Abstract:
Nowadays, machine learning (ML) plays a vital role in many aspects of our daily life. In essence, building well-performing ML applications requires the provision of high-quality data throughout the entire life-cycle of such applications. Nevertheless, most of the real-world structured data suffer from different types of discrepancies, such as missing values, outliers, duplicates, patter violation, and inconsistencies. Such discrepancies typically emerge while collecting, transferring, storing, and/or integrating the data. To deal with these discrepancies, numerous data cleaning methods have been introduced from the data management community and the ML community. However, the majority of such methods broadly overlook the requirements imposed by downstream ML models.
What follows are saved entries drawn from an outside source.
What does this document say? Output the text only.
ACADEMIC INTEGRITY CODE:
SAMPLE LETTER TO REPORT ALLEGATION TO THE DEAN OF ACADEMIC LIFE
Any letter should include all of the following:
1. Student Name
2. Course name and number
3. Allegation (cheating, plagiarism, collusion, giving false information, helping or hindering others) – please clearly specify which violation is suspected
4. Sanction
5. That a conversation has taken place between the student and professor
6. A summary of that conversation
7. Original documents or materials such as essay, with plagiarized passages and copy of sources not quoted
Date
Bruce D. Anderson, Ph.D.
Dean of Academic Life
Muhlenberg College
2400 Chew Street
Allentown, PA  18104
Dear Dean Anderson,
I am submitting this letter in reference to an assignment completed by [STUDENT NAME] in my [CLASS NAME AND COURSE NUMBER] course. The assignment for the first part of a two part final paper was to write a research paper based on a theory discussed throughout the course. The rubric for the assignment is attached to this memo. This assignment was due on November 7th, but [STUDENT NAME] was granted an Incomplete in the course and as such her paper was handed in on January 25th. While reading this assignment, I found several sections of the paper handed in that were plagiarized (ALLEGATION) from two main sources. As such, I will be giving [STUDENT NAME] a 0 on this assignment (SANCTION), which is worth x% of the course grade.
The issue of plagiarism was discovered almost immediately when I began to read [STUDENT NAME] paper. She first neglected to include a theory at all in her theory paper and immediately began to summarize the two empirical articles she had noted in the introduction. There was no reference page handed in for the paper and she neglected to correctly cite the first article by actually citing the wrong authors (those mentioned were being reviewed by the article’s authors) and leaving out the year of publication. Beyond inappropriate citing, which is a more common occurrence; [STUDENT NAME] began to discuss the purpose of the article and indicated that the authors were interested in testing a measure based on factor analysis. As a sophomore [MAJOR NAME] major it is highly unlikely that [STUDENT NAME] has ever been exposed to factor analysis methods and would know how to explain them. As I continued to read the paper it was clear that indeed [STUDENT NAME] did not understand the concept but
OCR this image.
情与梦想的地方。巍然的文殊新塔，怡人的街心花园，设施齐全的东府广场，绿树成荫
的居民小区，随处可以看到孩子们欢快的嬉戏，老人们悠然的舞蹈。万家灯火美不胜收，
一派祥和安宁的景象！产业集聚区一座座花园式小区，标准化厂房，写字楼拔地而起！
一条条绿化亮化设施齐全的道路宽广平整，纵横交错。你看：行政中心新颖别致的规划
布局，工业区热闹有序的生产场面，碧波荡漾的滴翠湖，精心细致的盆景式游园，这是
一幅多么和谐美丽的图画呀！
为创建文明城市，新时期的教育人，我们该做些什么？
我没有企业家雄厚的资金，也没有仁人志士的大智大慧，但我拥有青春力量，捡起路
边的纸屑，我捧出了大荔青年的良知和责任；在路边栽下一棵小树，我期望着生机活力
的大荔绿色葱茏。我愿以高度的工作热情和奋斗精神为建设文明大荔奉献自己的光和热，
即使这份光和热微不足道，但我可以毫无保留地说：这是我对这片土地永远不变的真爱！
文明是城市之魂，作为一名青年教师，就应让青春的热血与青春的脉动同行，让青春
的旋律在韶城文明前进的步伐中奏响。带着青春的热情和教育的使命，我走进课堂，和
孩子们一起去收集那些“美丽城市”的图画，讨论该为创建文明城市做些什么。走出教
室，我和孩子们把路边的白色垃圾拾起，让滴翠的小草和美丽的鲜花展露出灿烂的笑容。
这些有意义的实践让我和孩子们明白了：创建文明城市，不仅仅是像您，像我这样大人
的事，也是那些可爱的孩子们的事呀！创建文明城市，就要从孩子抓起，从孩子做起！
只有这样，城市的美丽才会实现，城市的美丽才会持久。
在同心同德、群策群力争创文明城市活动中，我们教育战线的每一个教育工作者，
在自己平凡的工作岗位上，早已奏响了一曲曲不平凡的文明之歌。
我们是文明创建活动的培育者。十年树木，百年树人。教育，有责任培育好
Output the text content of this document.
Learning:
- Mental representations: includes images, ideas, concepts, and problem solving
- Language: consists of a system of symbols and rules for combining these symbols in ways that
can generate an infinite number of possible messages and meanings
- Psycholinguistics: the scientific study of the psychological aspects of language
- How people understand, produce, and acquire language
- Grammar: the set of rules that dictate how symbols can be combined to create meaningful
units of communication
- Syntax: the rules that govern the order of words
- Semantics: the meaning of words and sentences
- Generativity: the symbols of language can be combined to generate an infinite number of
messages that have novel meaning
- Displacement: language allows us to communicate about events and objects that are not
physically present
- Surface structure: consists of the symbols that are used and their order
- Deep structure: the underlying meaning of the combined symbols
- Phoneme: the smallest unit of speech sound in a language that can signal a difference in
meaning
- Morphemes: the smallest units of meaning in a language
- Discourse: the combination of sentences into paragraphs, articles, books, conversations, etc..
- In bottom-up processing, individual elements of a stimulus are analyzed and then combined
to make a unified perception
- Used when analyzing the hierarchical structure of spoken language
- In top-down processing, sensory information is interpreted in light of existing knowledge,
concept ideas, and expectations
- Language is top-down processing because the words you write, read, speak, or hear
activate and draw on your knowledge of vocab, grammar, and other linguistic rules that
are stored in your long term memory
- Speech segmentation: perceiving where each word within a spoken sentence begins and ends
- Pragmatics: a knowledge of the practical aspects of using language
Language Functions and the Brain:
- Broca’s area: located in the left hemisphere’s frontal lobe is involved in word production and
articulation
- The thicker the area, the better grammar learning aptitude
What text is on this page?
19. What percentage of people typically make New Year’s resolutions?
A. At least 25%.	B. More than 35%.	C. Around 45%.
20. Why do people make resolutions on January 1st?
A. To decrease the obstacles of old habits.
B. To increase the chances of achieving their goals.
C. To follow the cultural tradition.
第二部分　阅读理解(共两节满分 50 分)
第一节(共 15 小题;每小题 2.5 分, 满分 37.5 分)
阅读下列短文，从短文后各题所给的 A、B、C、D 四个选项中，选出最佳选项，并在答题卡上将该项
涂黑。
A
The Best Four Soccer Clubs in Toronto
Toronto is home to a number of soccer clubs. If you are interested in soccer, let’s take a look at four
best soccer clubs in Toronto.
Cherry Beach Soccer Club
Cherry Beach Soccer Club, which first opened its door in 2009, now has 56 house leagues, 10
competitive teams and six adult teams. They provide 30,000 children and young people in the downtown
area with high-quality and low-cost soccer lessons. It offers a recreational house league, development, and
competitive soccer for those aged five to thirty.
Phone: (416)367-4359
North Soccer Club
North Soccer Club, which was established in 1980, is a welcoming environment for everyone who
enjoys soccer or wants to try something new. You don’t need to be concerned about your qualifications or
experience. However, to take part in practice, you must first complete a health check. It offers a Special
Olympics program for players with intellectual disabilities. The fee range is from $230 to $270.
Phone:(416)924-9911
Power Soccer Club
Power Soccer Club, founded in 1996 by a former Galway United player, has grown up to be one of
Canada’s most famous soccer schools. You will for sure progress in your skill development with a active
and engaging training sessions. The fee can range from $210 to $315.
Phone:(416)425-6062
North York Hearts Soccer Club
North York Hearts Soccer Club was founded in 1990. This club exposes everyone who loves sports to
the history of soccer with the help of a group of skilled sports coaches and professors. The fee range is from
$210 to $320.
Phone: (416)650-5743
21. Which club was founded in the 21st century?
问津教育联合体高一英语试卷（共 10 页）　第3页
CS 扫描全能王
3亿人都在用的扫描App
As a result, the potential of utilizing these data cleaning methods in ML pipelines is predominantly unrevealed. In this work, we introduce a comprehensive benchmark to thoroughly investigate the impact of data cleaning methods on various ML models. Through the benchmark, we provide answers to important research questions, e.g., where and whether data cleaning is a necessary step in the ML pipeline. To this end, the benchmark examines several simple and advanced error detection and repair methods. To evaluate these methods, we utilize publicly-available datasets covering different domains together with a wide collection of ML models.
About the presenter:
Mohamed Abdelaal is a Research Scientist at Software AG in Stuttgart, specializing in the intersection of IoT and machine learning. He holds a Ph.D. in Computer Science from Carl von Ossietzky Universität Oldenburg. His academic journey has been distinguished with multiple awards, including the Mobinil Excellence Award and recognitions from Port Said and Suez Canal Universities. Beyond his extensive research experience, Mohamed has a notable record of publications in energy efficiency and sensor networks.